Of course, labeling an item with an inflated sticker price and then offering the customer a “discount” is one of the oldest tricks in the book. But anchoring can be used in even sneakier ways. Some retailers, for example, deliberately offer items for sale at “decoy” prices they don’t expect anyone to pay, knowing that this will make everything else they sell look like a better deal. Some examples are cited in this review of William Poundstone’s book Priceless:

Once you’ve seen a $150 burger on the menu, $50 sounds reasonable for a steak. At Ralph Lauren, that $16,995 bag makes a $98 T-shirt look cheap.

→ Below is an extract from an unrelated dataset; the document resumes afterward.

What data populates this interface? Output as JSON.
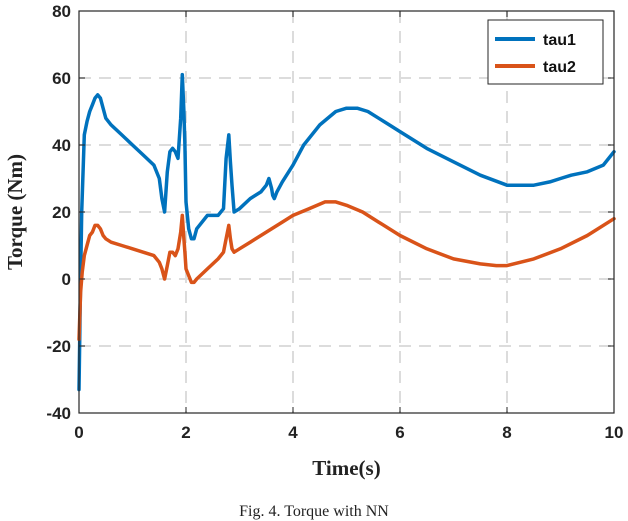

According to the review, the artist Damien Hirst even bought one of his own works – a platinum skull encrusted with diamonds – for $100 million, as a way of boosting the perceived value of the others. Apparently, it was successful, as a later auction of Hirst works smashed presale estimates.

The next time you go to the mall, you can be assured that some ad or salesperson will try to use this trick on you. The real dilemma for shoppers is that, unlike other kinds of cognitive bias, the anchoring effect tends to persist even when people are told about it. How to get around this? My suggestion: If you’re dead-set on getting a deal, don’t ever buy something the moment you lay eyes on it, even if it seems like a great bargain. Go to a competitor’s store (or check the internet, if you have a smartphone) and compare prices. Having two or more numbers to compare against each other, rather than one number to anchor your decisions, ought to make it easier to judge the true value of what’s on sale.